OakDOT Rapid Responses to Fatal Crashes

At the October 20, 2022 BPAC meeting, OakDOT’s Safe Streets Division Manager Megan Wier, Supervising Transportation Engineer Joe Wang, and Transportation Engineers Mandana Ashti and Brian Sukkar provided an overview of OakDOT’s Rapid Response to fatal traffic crashes.

Oakland Police Department’s Lieutenant Fleming and Sergeant Bellusa also shared information regarding OPD’s crash investigations, which inform OakDOT rapid responses.

OakDOT staff also shared two case studies of rapid responses to recent crashes involving people walking and biking.

An excerpt of the presentation is below, followed by the full presentation.

Rapid Response — Purpose

OakDOT seeks to eliminate traffic fatalities and severe injuries while promoting safe, healthy, equitable mobility for all. OakDOT’s efforts to make streets safe include rapid responses to fatal and severe crashes involving the most vulnerable users of Oakland’s roadways.
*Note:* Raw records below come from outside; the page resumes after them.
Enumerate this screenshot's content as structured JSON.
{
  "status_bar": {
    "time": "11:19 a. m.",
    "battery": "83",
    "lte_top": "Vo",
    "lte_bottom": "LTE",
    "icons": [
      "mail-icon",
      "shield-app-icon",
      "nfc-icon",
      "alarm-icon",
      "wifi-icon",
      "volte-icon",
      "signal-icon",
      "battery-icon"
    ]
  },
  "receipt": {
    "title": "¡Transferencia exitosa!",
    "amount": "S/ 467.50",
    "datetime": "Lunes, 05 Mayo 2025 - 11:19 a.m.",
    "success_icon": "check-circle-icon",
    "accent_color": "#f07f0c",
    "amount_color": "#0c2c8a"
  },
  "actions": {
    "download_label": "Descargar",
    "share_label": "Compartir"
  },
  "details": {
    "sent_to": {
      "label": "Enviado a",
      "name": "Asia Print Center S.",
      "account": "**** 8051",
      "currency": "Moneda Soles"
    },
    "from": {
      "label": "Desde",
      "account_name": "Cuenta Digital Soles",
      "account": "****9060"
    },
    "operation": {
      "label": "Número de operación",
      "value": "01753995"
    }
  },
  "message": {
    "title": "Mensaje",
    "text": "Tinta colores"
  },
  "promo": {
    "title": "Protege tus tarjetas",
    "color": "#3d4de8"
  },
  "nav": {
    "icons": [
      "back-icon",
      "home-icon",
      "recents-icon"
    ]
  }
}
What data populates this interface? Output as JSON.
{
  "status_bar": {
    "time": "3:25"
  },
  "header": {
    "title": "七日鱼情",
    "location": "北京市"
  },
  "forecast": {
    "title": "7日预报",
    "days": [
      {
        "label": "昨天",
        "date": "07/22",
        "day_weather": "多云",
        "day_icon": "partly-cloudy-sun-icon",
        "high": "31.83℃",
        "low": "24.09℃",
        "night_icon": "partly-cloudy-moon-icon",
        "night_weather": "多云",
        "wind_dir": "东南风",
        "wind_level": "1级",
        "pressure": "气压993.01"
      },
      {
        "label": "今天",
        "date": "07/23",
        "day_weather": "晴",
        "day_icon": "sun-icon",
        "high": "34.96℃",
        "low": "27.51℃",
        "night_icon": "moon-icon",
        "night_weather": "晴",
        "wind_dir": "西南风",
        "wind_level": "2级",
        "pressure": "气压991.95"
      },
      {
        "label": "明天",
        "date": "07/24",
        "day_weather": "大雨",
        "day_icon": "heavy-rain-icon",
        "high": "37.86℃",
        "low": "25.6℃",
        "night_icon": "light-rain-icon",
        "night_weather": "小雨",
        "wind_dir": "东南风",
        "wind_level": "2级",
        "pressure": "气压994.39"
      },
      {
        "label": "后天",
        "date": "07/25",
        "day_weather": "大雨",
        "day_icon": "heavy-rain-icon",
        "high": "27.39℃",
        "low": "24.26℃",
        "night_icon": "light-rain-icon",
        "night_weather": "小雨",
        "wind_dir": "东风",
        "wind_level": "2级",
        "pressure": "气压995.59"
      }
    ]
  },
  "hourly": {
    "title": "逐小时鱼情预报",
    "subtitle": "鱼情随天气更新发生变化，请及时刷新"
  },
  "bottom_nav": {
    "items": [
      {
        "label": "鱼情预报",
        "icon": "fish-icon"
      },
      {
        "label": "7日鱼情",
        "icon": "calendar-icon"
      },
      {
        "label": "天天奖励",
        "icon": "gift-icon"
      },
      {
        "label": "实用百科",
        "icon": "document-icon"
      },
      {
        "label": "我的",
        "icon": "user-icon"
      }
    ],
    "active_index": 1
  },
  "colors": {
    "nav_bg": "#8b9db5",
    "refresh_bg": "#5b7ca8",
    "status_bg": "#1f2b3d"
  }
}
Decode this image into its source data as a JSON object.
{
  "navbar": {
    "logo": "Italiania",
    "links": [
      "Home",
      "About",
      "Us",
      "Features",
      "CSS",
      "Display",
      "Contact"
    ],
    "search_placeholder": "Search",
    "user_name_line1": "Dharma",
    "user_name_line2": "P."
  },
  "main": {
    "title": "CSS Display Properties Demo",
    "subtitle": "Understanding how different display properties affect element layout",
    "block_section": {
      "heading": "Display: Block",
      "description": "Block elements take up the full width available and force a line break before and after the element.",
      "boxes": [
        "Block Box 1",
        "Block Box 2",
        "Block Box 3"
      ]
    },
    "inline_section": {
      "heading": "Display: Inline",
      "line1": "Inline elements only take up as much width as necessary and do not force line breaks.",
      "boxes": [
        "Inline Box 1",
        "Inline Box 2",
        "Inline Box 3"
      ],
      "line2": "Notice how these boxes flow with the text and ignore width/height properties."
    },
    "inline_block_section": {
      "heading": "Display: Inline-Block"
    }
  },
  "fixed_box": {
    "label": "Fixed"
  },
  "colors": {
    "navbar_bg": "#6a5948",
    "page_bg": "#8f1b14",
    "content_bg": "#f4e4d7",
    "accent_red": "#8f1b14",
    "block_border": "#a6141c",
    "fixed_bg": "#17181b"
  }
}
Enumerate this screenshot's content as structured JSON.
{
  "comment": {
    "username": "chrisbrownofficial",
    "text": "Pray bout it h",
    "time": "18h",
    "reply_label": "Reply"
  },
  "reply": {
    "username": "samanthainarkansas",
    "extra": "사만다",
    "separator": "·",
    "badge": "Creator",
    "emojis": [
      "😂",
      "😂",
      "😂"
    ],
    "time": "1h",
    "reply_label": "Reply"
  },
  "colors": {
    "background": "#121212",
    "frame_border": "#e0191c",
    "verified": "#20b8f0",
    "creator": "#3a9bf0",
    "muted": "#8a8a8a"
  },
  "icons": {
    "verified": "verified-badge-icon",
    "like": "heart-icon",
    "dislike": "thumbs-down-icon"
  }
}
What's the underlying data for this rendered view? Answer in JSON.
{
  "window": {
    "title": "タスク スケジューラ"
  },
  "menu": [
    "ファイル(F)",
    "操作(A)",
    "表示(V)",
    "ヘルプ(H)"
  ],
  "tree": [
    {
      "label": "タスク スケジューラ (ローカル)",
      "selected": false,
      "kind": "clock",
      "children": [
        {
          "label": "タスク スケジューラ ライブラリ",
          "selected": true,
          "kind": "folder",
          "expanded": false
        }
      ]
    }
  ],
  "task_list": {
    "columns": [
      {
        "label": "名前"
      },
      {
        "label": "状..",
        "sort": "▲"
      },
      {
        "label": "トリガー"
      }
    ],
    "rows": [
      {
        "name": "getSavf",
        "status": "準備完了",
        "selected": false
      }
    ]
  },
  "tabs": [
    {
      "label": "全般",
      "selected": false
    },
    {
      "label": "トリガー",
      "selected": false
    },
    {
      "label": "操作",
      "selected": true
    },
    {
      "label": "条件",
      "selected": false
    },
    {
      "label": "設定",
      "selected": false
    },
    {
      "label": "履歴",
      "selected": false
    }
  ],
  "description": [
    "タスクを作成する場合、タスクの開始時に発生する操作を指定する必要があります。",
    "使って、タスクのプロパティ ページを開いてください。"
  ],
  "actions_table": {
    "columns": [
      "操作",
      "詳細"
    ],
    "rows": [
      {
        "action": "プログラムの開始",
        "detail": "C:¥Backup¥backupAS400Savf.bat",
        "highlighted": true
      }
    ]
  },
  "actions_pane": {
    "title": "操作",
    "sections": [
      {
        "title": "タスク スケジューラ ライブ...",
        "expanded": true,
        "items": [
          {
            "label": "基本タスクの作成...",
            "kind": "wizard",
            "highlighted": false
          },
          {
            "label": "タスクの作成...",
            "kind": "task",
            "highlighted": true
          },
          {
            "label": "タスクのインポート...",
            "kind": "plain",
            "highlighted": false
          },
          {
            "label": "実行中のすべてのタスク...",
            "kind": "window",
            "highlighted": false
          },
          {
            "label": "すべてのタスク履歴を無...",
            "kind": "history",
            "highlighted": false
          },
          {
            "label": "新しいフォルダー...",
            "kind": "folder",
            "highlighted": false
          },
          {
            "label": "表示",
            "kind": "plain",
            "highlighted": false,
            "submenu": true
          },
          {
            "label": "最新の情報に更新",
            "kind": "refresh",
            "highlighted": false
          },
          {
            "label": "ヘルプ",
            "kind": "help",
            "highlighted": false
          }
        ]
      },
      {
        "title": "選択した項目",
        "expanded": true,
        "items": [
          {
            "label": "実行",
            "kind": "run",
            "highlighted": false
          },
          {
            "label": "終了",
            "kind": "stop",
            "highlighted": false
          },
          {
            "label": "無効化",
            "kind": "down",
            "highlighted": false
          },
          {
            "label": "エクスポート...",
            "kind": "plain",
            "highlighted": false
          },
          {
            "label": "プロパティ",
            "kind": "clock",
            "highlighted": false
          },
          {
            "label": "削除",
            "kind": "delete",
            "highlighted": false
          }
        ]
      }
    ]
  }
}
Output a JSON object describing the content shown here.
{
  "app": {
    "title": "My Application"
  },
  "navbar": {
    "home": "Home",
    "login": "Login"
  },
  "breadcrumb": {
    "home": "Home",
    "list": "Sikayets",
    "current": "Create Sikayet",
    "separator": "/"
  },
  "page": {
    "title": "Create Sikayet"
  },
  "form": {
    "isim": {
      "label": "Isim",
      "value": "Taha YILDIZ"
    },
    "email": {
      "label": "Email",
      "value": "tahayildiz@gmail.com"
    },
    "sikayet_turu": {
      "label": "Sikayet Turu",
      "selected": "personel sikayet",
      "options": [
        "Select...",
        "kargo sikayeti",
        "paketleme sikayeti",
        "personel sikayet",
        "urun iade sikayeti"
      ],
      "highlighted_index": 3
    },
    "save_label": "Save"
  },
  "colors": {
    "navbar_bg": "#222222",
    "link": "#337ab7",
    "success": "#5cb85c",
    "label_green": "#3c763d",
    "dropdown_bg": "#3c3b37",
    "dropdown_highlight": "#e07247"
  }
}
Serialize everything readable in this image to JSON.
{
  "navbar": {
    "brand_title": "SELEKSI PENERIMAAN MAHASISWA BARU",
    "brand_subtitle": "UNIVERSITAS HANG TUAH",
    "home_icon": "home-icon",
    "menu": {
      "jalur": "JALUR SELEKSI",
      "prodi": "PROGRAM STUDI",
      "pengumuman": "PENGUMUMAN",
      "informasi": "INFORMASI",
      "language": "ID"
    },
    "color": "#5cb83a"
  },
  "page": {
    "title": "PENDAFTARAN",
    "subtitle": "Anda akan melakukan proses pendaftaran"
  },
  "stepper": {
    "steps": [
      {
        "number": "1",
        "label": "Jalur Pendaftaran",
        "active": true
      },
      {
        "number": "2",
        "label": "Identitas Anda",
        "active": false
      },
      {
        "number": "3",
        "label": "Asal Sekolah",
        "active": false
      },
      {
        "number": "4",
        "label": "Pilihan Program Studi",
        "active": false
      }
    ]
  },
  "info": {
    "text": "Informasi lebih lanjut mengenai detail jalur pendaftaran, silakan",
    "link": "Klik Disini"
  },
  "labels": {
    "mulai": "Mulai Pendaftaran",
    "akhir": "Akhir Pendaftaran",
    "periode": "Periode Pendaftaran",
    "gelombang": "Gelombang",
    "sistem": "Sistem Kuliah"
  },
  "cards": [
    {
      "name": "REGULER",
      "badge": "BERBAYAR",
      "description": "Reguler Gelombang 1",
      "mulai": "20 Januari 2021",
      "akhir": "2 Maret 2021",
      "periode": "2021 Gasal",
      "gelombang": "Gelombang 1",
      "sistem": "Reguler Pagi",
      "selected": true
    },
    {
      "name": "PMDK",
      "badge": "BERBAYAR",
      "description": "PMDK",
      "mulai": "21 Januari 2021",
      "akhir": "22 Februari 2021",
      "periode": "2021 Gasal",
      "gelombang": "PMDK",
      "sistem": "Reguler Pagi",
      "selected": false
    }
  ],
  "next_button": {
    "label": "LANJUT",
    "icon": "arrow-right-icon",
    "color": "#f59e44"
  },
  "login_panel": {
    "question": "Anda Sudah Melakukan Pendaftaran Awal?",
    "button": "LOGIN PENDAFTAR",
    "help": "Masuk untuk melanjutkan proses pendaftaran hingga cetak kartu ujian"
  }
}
A Rapid Response is a coordinated effort in the days and weeks following a traffic tragedy that may include investigations, targeted maintenance, near-term improvements, and the identification and prioritization of longer-term capital needs.

Rapid Response Activation

A Rapid Response may be activated for traffic crashes resulting in pedestrian or bicyclist fatalities, or severe injuries to pedestrians or bicyclists who are youth or seniors. A Rapid Response may be activated for additional crashes based on the individual circumstances of a crash.

Investigation: Engineering staff will conduct site visits and review already available data, plans, and policies to make recommendations in one or more of the following four categories:

  1. Maintenance Treatment
  2. Quick-Build Improvement
  3. Current Capital Project to coordinate with
  4. New Capital Improvement

Recommendation categories

  1. Maintenance Treatment: If the crash location has a maintenance issue that may be related to traffic safety (e.g., pavement defect, faded striping, missing sign), the maintenance issue will be rectified by field staff.
  2. Quick-Build Improvement: If there are design treatments that could be implemented quickly at low cost, engineering staff will prepare the design and issue a work order for field staff to construct.
    • For treatments that involve non-standard equipment or materials not off-the-shelf, implementation may take months.
  3. Current Capital Project: If a design treatment is recommended, and a capital project is forthcoming at that location, staff may recommend that the improvement be implemented as part of the current capital project. Key considerations include the timeliness of the capital project and the practicality of modifying the current project’s scope.
  4. New Capital Improvement: In some instances, a design treatment may be beneficial but beyond the scope of a Rapid Response due to the complexity or expense of that design (e.g., new traffic signal, concrete bulb-outs).
    • Staff will document the possible improvement and forward the recommendation to Strategic Planning & Administration for prioritization as part of the City’s CIP.